Le métier d’acteur répond parfaitement à cette logique égocentrique en étant à la fois un métier terriblement paradoxal. D’un côté, on donne de sa personne pour faire naître des émotions chez le spectateur (volonté tournée vers l’autre) mais d’un autre, on fait cela pour satisfaire notre volonté de briller, d’être reconnu et applaudi (volonté tournée vers soi). Notre bonheur devient alors très vite dépendant du regard des autres. Or le regard des autres est une donnée qui, on le sait, n’est pas stable, pas homogène. Donc baser son bonheur sur une donnée aussi instable que le regard des autres est dangereux.
“On ne peut pas plaire à tout le monde”
Cette rapide démonstration permet d’expliquer pourquoi une star hollywoodienne qui possède un 2500m² à Palm Springs, une piscine chauffée, des enfants parfaitement coiffés, une femme magnifique et 4 servantes, se drogue.
Jouer un rôle et dépendre des autres en permanence pour être épanouie est une configuration idéale pour ne pas se trouver soi-même.
Kirk Douglas, toujours dans son autobiographie, explique qu’il était tellement possédé par son rôle de Van Gogh qu’il ne savait plus qui il était. Parfois, il était même persuadé que Vincent Van Gogh c’était lui. Il mit plusieurs mois, avec l’aide de sa femme, à se remettre de ce rôle. Des histoires similaires il y en a à la pelle, allait voir du côté de l’Actor Studio vous ne serez pas déçu.
Cette quête d’identité chez l’acteur est selon moi le sujet principal de l’excellent film Birdman qui au-delà d’être une prouesse technique (plans-séquences) arrive parfaitement à mettre en scène les psychoses du milieu artistique.
Mais alors peut-on être un artiste et allait bien ? Est-il possible d’être à la fois artiste et heureux ? Et si oui, comment faire ? Sur quoi baser ce bonheur ?
Evidemment qu’il est possible d’être un artiste et d’aller bien. Il faut juste apprendre à se connaître, à découvrir son fonctionnement intérieur. De là, on peut faire la part des choses et tout doucement identifier ses priorités. Ce cheminement permet peu à peu de s’émanciper du jugement néfaste des autres.
Si autant d’artistes vont mal c’est parce que, je pense, que ce sont des gens qui avaient à l’intérieur d’eux-même des gros manques à combler (d’où leur besoin de créer, de s’exprimer) qu’il ne connaissait pas véritablement.
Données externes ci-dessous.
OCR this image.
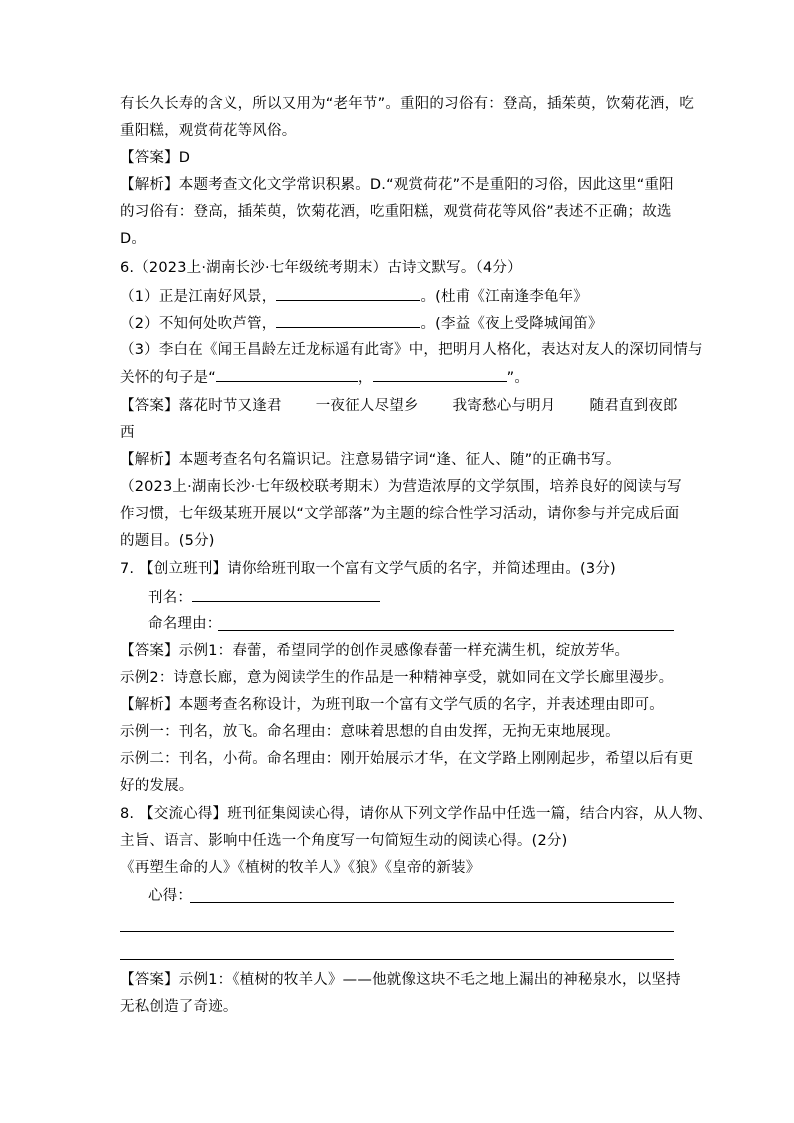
有长久长寿的含义，所以又用为“老年节”。重阳的习俗有：登高，插茱萸，饮菊花酒，吃
重阳糕，观赏荷花等风俗。
【答案】D
【解析】本题考查文化文学常识积累。D.“观赏荷花”不是重阳的习俗，因此这里“重阳
的习俗有：登高，插茱萸，饮菊花酒，吃重阳糕，观赏荷花等风俗”表述不正确；故选
D。
6.（2023上·湖南长沙·七年级统考期末）古诗文默写。（4分）
（1）正是江南好风景，	。(杜甫《江南逢李龟年》
（2）不知何处吹芦管，	。(李益《夜上受降城闻笛》
（3）李白在《闻王昌龄左迁龙标遥有此寄》中，把明月人格化，表达对友人的深切同情与
关怀的句子是“	，	”。
【答案】落花时节又逢君 一夜征人尽望乡 我寄愁心与明月 随君直到夜郎
西
【解析】本题考查名句名篇识记。注意易错字词“逢、征人、随”的正确书写。
（2023上·湖南长沙·七年级校联考期末）为营造浓厚的文学氛围，培养良好的阅读与写
作习惯，七年级某班开展以“文学部落”为主题的综合性学习活动，请你参与并完成后面
的题目。(5分)
7. 【创立班刊】请你给班刊取一个富有文学气质的名字，并简述理由。(3分)
刊名：
命名理由：
【答案】示例1：春蕾，希望同学的创作灵感像春蕾一样充满生机，绽放芳华。
示例2：诗意长廊，意为阅读学生的作品是一种精神享受，就如同在文学长廊里漫步。
【解析】本题考查名称设计，为班刊取一个富有文学气质的名字，并表述理由即可。
示例一：刊名，放飞。命名理由：意味着思想的自由发挥，无拘无束地展现。
示例二：刊名，小荷。命名理由：刚开始展示才华，在文学路上刚刚起步，希望以后有更
好的发展。
8. 【交流心得】班刊征集阅读心得，请你从下列文学作品中任选一篇，结合内容，从人物、
主旨、语言、影响中任选一个角度写一句简短生动的阅读心得。(2分)
《再塑生命的人》《植树的牧羊人》《狼》《皇帝的新装》
心得：
【答案】示例1：《植树的牧羊人》——他就像这块不毛之地上漏出的神秘泉水，以坚持
无私创造了奇迹。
Cela crée un déséquilibre émotionnel qui après pousse dans le terrible triptyque : drogue, sexe, alcool qui parfois peut devenir un quadriptyque avec la mort.
Alors comment éviter cela ?
Socrate avait déjà la réponse : “Connais toi toi-même”
Apprendre à connaître son esprit, son fort intérieur permet de ne plus être autant affecté par le regard des autres. Une fois libéré, on peut enfin baser son bonheur sur une volonté profonde et émancipée de tout jugement.
Alors oui, toutes nos actions ont une motivation plus ou moins égocentrique mais là n’est pas le sujet. L’important c’est ce vers quoi cet égocentrisme est tourné. De plus, j’ai foie en la nature humaine et je pense qu’à certains moments de la vie l’égocentrisme s’efface pour laisser la place à des moments de grâce.
Birdman est un film magnifique qui met en images le pouvoir néfaste de l’ego sur une carrière, une vie de famille, en somme sur son bonheur.